The captured colonists' fate was indeed cruel. One by one, they were dragged from their prison and bled dry by the ravenous crew. Once they were drained, the bodies were turned over to the human servants, who either jerked them for their meat or fed them to the sharks that followed The Osiris like faithful hounds. Such would have been his fate—if he hadn't been lucky. His luck came in the form of Captain Blood, the fierce leader of Osiris' crew. Perhaps the pirate king looked into the frightened twenty-one-year-old's eyes and saw the murderer that lurked within, but in any case he took a fancy to Sinjon and decided to make him his new cabin boy.

Captain Blood, who claimed to have sailed alongside Odysseus in his day, dressed all in red and wore his dark hair in a single plait that hung down to the middle of his waist. Although he had at first been terrified, Sinjon soon learned to respond to the captain's cold caresses. It wasn't long before he was helping his master plot raids on the European colonies scattered about the New World.
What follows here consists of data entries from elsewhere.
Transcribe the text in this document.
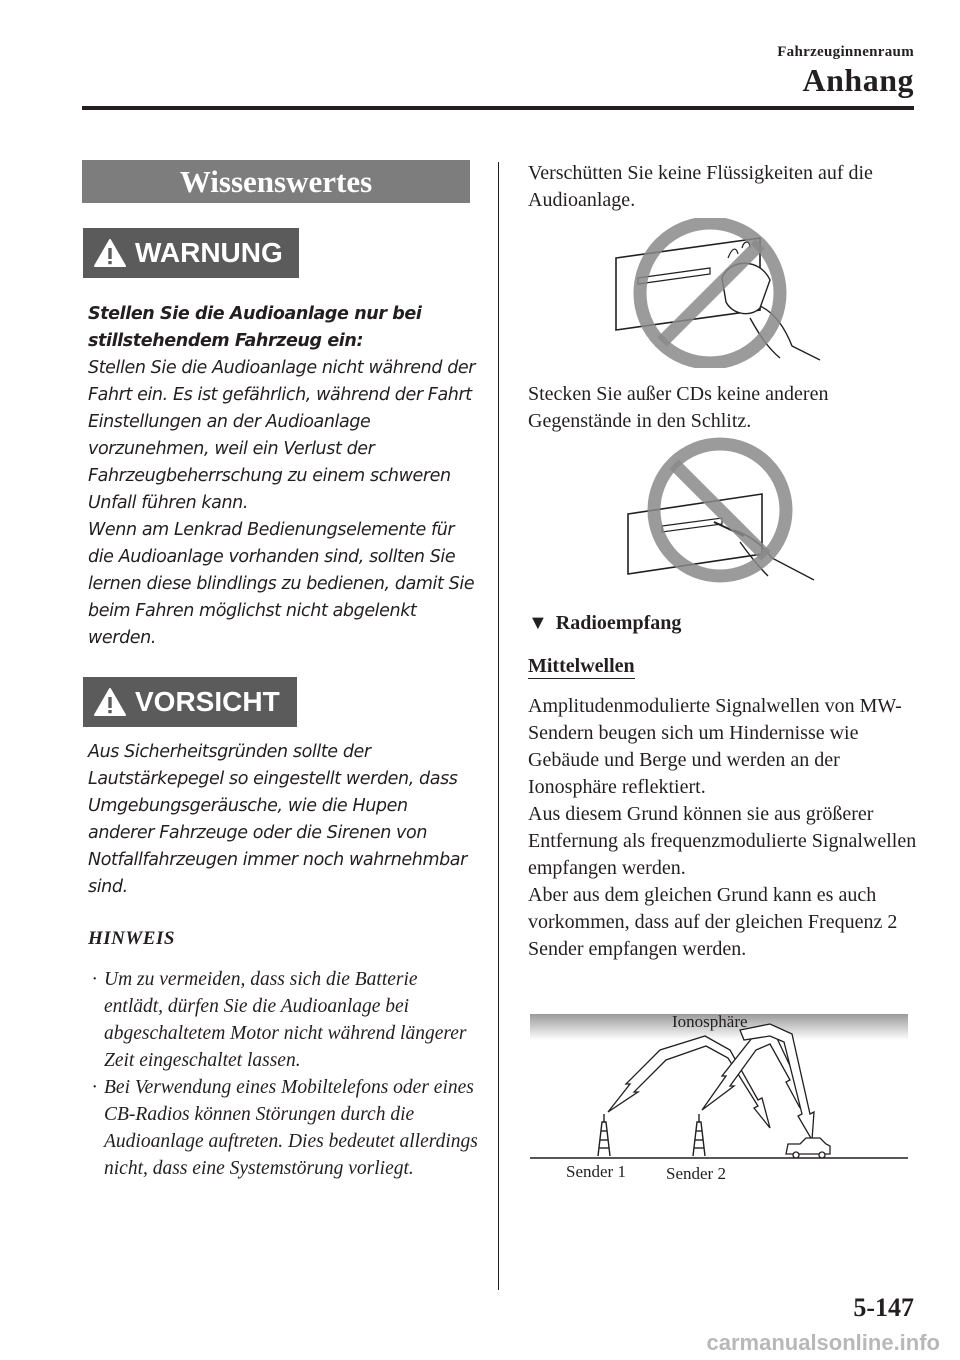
Fahrzeuginnenraum
Anhang
Wissenswertes
WARNUNG
Stellen Sie die Audioanlage nur bei stillstehendem Fahrzeug ein:
Stellen Sie die Audioanlage nicht während der Fahrt ein. Es ist gefährlich, während der Fahrt Einstellungen an der Audioanlage vorzunehmen, weil ein Verlust der Fahrzeugbeherrschung zu einem schweren Unfall führen kann.
Wenn am Lenkrad Bedienungselemente für die Audioanlage vorhanden sind, sollten Sie lernen diese blindlings zu bedienen, damit Sie beim Fahren möglichst nicht abgelenkt werden.
VORSICHT
Aus Sicherheitsgründen sollte der Lautstärkepegel so eingestellt werden, dass Umgebungsgeräusche, wie die Hupen anderer Fahrzeuge oder die Sirenen von Notfallfahrzeugen immer noch wahrnehmbar sind.
HINWEIS
· Um zu vermeiden, dass sich die Batterie entlädt, dürfen Sie die Audioanlage bei abgeschaltetem Motor nicht während längerer Zeit eingeschaltet lassen.
· Bei Verwendung eines Mobiltelefons oder eines CB-Radios können Störungen durch die Audioanlage auftreten. Dies bedeutet allerdings nicht, dass eine Systemstörung vorliegt.
Verschütten Sie keine Flüssigkeiten auf die Audioanlage.
Stecken Sie außer CDs keine anderen Gegenstände in den Schlitz.
▼ Radioempfang
Mittelwellen
Amplitudenmodulierte Signalwellen von MW-Sendern beugen sich um Hindernisse wie Gebäude und Berge und werden an der Ionosphäre reflektiert.
Aus diesem Grund können sie aus größerer Entfernung als frequenzmodulierte Signalwellen empfangen werden.
Aber aus dem gleichen Grund kann es auch vorkommen, dass auf der gleichen Frequenz 2 Sender empfangen werden.
Ionosphäre
Sender 1 Sender 2
5-147
carmanualsonline.info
In 1591 Captain Blood rewarded his loyal cabin boy with the gift of the Embrace. And when Sinjon arose, reborn, into the ranks of the Kindred, he was made first mate of The Osiris. And so it went for the next decade—until The Osiris finally met its match at the hands of a Papal man o'war crewed entirely by Inquisitors under direct orders from Innocent IX to eradicate the inhuman menace on the high seas. The warrior-priests were armed with a battery that fired cannonballs cast from blessed silver, and their cutlasses and musket shot were likewise blessed.